TUNIS : Le mouvement Ennahdha menace de faire descendre ses partisans dans la rue. Le Parti Destourien Libre, son pire ennemi, n’exclut pas de recourir à la même arme. Deux anciens dirigeants du parti islamiste et une figure historique de la gauche mettent en garde contre un éventuel dérapage.
Pour la première fois depuis trois semaines, il n’y a pas eu de manifestations à Tunis samedi 13 février. Mais ce n’est que partie remise. Un mois presque jour pour jour après le début des manifestations hostiles à la coalition gouvernementale, les Islamistes menacent pour la première fois de descendre dans la rue. Ennahdha a annoncé jeudi 11 février des consultations à ce sujet avec ses alliés. Cette formation veut visiblement éviter la réédition du scénario de 2013. Un sit-in de plusieurs semaines après l’assassinat de deux opposants avait alors contraint son gouvernement à démissionner.
La crise actuelle a éclaté après que le chef du gouvernement Hichem Mechichi a, sous la pression de la majorité parlementaire, remanié son équipe début janvier pour en exclure les ministres proches du président Kais Saïed. Depuis, ce dernier bloque, en guise de représailles, la prestation de serment des nouveaux ministres au motif que certains d’entre eux sont suspectés de conflit d’intérêts.
En réponse à la menace islamiste, Mme Abir Moussi, présidente du Parti Destourien Libre (PDL) autre adversaire d’Ennahdha qu’elle veut chasser du pouvoir, a sonné vendredi 12 février la «mobilisation générale» et clamé sa détermination à faire descendre ses partisans dans la rue pour s’opposer à une manœuvre visant selon elle à «faire pression sur la société pour qu’elle accepte le gouvernement de Hichem Mechichi» soutenu par Ennahdha. Ce qui fait craindre à la classe politique un glissement du pays de la violence verbale à la violence tout court.
« Ennahdha n’a pas renoncé à la violence »
Co-fondateur et ancien vice-président du mouvement Ennahdha, Me Abdelfattah Mourou a mis en garde contre les appels du mouvement Ennahdha et du PDL à leurs partisans à descendre dans la rue. «Le recours à l’arbitrage de la rue dans les questions politiques est dangereux et peut aboutir à l’anarchie », avertit-il. Ancien conseiller du président du mouvement Ennahdha, M.Lotfi Zitoun -qui a démissionné de ce parti à la mi-janvier- y voit «une ordonnance pour une guerre civile». Me Nejib Chebbi, ancien candidat à la présidentielle, considère, dans une interview au quotidien Achourouk, que «le mouvement Ennahdha n’a pas renoncé à la violence et peut la pratiquer». Mais on n’en est pas là, du moins pour l’instant.
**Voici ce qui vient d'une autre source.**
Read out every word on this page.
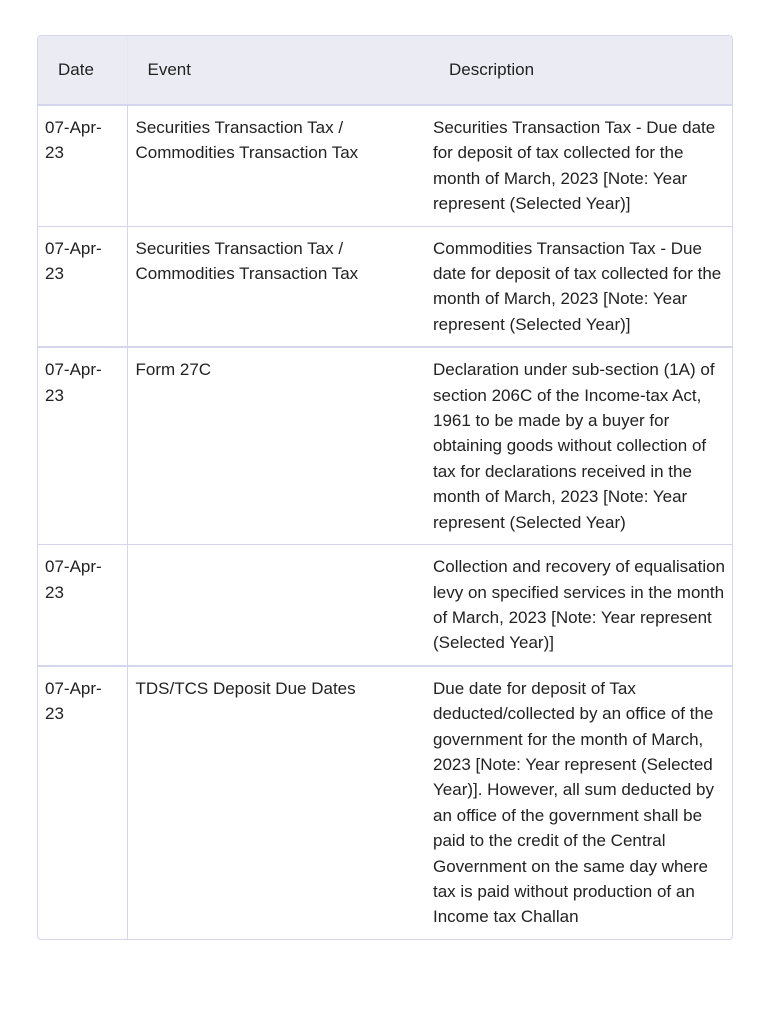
Date	Event	Description
07-Apr-23	Securities Transaction Tax / Commodities Transaction Tax	Securities Transaction Tax - Due date for deposit of tax collected for the month of March, 2023 [Note: Year represent (Selected Year)]
07-Apr-23	Securities Transaction Tax / Commodities Transaction Tax	Commodities Transaction Tax - Due date for deposit of tax collected for the month of March, 2023 [Note: Year represent (Selected Year)]
07-Apr-23	Form 27C	Declaration under sub-section (1A) of section 206C of the Income-tax Act, 1961 to be made by a buyer for obtaining goods without collection of tax for declarations received in the month of March, 2023 [Note: Year represent (Selected Year)
07-Apr-23		Collection and recovery of equalisation levy on specified services in the month of March, 2023 [Note: Year represent (Selected Year)]
07-Apr-23	TDS/TCS Deposit Due Dates	Due date for deposit of Tax deducted/collected by an office of the government for the month of March, 2023 [Note: Year represent (Selected Year)]. However, all sum deducted by an office of the government shall be paid to the credit of the Central Government on the same day where tax is paid without production of an Income tax Challan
Le parti islamiste ne semble en effet pas pressé de lâcher la bride à ses militants. C’est pour cette raison qu’aucune date pour la manifestation n’a été annoncée, même la présidente du PDL que celle-ci aurait lieu le 27 février. Le bureau exécutif ne ferme pas la porte à l’apaisement. Dans un communiqué daté du 11 février il encourage les partis, organisations nationales et personnalités engagés dans la recherche d’une solution politique à la crise actuelle à poursuivre leurs efforts.